CVS has a wonderfully simplifying limitation: it doesn't version
directories, so never has tree-structure conflicts. Given that only
textual conflicts are possible, there is usually a natural way to
express both sides of a conflict -- just include the opposing texts
inside the file, delimited with conflict markers. (Or for binary
files, make both revisions available under temporary names.)
While Subversion can behave the same way for textual conflicts, the
situation is more complex for trees. There is sometimes no way for a
working copy to reflect both sides of a tree conflict without being
more confusing than helpful. How does one put "conflict markers" into
a directory, especially when what was a directory might now be a file,
or vice-versa?
Therefore, while Subversion does everything it can to fold conflicts
intelligently (doing at least as well as CVS does), in extreme cases
it is acceptable for the Subversion client to punt, saying in effect
"Your working copy is too out of whack; please move it aside, check
out a fresh one, redo your changes in the fresh copy, and commit from
that." (This response may also apply to subtrees of the working copy,
of course).
Usually it offers more detail than that, too. In addition to the
overall out-of-whackness message, it can say "Directory foo was
renamed to bar, conflicting with your new file bar; file blah was
deleted, conflicting with your local change to file blah, ..." and so
on. The important thing is that these are informational only -- they
tell the user what's wrong, but they don't try to fix it
automatically.
All this is purely a matter of *client-side* intelligence. Nothing in
the repository logic or protocol affects the client's ability to fold
conflicts. So as we get smarter, and/or as there is demand for more
informative conflicting updates, the client's behavior can improve and
punting can become a rare event.

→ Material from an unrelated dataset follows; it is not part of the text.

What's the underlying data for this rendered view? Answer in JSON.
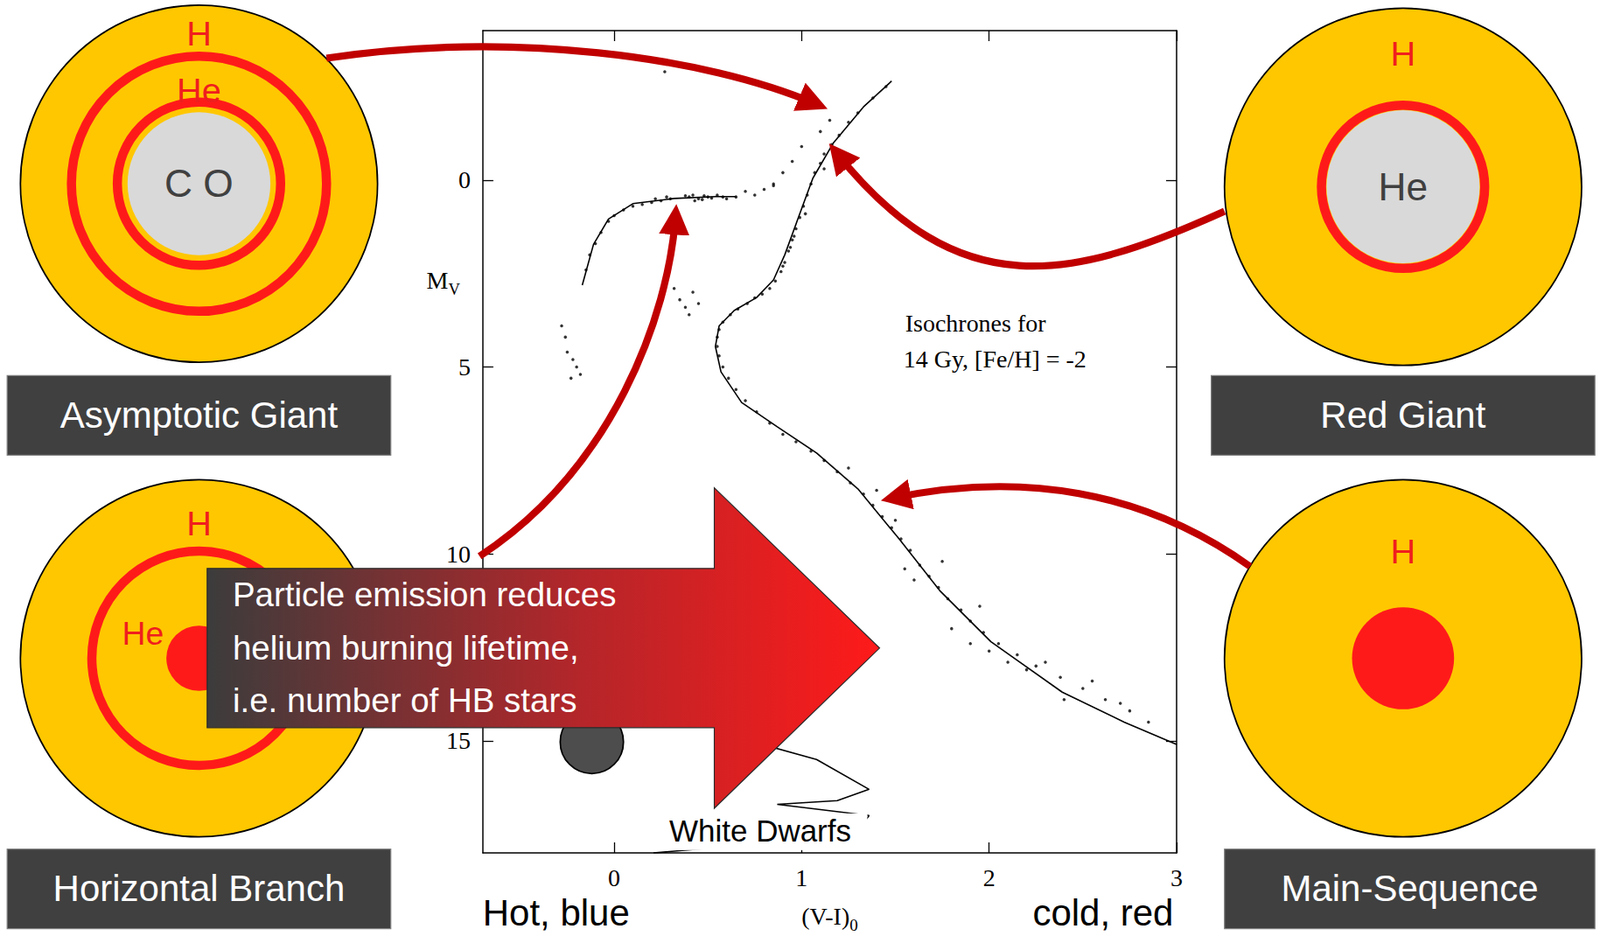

We should start out with a _simple_
conflict-folding algorithm initially, though.
Text and Property Components
----------------------------
A Subversion working copy keeps track of *two* forks per file, much
like the way MacOS files have "data" forks and "resource" forks. Each
file under revision control has its "text" and "properties" tracked
with different timestamps and different conflict (reject) files. In
this vein, each file's status-line has two columns which describe the
file's state.
Examples:
-- glub.c --> glub.c is completely up-to-date.
U- foo.c --> foo.c's textual component was updated.
-M bar.c --> bar.c's properties have been locally modified
UC baz.c --> baz.c has had both components patched, but a
local property change is creating a conflict.